Infants who are HIV-1-infected have a higher rate of CMV infection at 6 months than those who are not HIV-1-infected (39.9 vs 15.3 percent). At age 18 months, those infants who are HIV-1-infected and who also have CMV infection have higher rates of HIV-1 disease progression (70.0 percent) than those who are only HIV-1-infected (30.4 percent). In those children who were only HIV-1-infected, rapid progression of HIV-1 disease was related to their having higher levels of virus (i.e., higher viral load).

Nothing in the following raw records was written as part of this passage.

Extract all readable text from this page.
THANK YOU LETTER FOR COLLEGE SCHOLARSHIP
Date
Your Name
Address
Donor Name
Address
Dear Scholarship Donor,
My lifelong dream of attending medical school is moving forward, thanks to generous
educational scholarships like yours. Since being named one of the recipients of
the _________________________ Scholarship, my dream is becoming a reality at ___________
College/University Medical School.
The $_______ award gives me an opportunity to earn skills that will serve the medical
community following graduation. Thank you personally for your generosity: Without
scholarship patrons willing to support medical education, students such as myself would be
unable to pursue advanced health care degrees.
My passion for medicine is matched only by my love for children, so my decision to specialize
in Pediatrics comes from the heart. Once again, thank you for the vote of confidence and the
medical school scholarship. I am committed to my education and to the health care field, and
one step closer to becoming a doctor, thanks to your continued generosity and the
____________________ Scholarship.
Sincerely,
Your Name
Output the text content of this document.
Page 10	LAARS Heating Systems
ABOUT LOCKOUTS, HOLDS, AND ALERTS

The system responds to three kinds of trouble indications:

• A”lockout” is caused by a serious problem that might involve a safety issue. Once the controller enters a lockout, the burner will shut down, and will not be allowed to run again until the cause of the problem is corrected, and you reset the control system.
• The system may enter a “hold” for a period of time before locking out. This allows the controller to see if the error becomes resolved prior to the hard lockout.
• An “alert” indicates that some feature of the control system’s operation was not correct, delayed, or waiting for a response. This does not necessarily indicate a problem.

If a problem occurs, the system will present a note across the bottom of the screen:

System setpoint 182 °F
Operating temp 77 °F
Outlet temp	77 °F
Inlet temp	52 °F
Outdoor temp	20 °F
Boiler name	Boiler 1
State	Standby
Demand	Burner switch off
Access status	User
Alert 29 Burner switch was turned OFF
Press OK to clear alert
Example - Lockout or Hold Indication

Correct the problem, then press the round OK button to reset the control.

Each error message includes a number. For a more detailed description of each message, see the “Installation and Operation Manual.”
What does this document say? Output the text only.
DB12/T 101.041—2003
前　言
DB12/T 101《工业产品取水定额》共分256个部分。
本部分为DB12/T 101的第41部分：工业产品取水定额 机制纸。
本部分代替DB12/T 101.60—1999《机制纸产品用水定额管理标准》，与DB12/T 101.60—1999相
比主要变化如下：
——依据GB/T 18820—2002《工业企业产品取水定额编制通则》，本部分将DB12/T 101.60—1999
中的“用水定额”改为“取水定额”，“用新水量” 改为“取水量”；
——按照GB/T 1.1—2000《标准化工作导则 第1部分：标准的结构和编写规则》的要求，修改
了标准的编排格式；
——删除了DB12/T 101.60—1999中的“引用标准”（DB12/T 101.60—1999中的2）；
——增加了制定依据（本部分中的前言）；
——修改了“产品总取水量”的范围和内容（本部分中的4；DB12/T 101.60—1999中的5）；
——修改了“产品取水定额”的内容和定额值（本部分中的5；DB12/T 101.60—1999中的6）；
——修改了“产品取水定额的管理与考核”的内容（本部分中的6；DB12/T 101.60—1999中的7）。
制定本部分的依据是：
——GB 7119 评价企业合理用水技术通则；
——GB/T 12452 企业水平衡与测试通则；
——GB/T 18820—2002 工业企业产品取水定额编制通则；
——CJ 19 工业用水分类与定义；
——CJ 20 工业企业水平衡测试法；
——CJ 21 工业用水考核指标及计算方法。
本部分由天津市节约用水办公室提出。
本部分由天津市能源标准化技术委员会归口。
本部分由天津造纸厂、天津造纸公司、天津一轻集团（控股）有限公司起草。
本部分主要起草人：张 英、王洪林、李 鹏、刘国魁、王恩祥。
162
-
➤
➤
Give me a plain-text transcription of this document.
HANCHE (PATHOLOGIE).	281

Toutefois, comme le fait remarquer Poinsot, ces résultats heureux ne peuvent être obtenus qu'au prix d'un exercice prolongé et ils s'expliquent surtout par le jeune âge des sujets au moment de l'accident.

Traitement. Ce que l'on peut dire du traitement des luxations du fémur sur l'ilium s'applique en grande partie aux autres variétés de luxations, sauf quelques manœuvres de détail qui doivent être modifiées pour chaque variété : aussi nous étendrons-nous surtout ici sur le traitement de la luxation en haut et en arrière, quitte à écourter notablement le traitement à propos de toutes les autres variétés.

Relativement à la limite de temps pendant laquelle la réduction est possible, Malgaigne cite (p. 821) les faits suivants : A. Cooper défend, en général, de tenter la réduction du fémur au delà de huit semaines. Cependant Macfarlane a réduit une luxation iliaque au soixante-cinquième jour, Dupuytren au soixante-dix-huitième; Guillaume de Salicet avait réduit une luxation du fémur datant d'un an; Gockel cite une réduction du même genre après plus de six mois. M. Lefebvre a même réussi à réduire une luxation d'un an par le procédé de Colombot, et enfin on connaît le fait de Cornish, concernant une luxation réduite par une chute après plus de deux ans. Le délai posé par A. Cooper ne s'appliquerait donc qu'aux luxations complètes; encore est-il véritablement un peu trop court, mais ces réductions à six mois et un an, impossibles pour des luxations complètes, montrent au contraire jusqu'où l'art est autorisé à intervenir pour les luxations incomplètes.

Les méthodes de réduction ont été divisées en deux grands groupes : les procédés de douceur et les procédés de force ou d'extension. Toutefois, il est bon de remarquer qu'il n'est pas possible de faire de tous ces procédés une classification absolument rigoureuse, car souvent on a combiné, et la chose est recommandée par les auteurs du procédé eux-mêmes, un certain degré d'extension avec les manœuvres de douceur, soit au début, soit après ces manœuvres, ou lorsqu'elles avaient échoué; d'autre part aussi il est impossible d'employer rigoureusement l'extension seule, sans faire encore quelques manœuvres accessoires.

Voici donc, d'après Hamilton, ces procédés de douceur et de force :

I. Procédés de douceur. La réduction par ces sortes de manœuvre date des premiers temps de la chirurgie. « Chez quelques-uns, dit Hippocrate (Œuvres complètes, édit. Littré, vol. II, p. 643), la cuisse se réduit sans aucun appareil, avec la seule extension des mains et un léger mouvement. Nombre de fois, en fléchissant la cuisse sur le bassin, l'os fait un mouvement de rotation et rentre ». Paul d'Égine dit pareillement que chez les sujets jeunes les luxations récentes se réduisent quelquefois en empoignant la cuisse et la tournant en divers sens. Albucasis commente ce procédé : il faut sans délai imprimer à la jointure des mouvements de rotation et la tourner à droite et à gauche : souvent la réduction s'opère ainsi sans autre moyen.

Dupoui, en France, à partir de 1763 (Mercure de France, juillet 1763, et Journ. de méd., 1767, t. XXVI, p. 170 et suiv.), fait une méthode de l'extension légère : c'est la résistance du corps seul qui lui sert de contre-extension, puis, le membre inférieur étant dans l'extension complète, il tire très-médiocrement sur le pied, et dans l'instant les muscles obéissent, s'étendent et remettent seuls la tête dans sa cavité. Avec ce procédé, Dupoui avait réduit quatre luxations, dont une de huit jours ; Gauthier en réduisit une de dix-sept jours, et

Monolaurin, the monoglyceride of lauric acid, destroys CMV, as well as other herpes viruses and HIV-1. If HIV-1-infected pregnant women were given a source of lauric acid during pregnancy, there could be additional lowering of viral load, which could be helpful in preventing vertical transmission of the virus.
Further, those infants who acquire HIV-1 infection by vertical transmission from their HIV-1-infected mothers are candidates for the adjunct antiviral nutritional support from lauric fats in their infant formula. Since the current medical recommendations prevent these infants from receiving human milk from their HIV-1-infected mothers, they need to be given infant formulas. There was a time when most of the infant formulas in the United States could be counted on to have a source of lauric acid and capric acid in their formulation to match that found in human milk. This is no longer true for many of the infant formulas.
The older HIV-1-infected children, who consume regular foods, could benefit from a source of lauric acid such as desiccated coconut products.

Lauric.org Comments on Icelandic HIV Research
July 1, 1999, lauric.org - Dr. Halldor Thormar, the Icelandic scientist, who previously showed that monolaurin, which comes from the fat in coconut, kills lipid coated DNA and RNA viruses including HIV and herpes viruses as well as other microorganisms including gram positive bacteria has just announced the potential effectiveness of monocaprin dissolved in a gel in killing HIV. Monocaprin also comes from the fat in coconut in the form of capric acid (C:10). Thormar and his colleagues plan to continue the tests with monocaprin against chlamydia and herpes simplex virus.
Lauric.org Responds to FDA Ban on DHA
June 1, 1999, lauric.org - Several fatty acids are very important for health and development. Among them are lauric acid and docosahexaenoic acid (DHA). These two fatty acids are found in human milk from lactating mothers. Lauric acid is the medium-chain fatty acids used by the infant to make antimicrobial monoglycerides to keep the infant from getting infections. DHA is a long-chain omega-3 fatty acid that is absolutely essential for proper brain development in the infant, and for healthy vision. Children and adults also need a source of both lauric acid and DHA. Lauric acid can only be obtained through foods and the best source in the United States is coconut including sulfite-free desiccated coconut. Children and adults can make their own DHA if they have adequate dietary consumption of the precursor to DHA, which is alpha-linolenic acid, and if they also don’t have too much omega-6 vegetable oils or partially hydrogenated vegetable oils (trans fatty acids) in their regular diets. The best source of preformed DHA is cod liver oil and fatty fish such as salmon, sardines, and mackerel.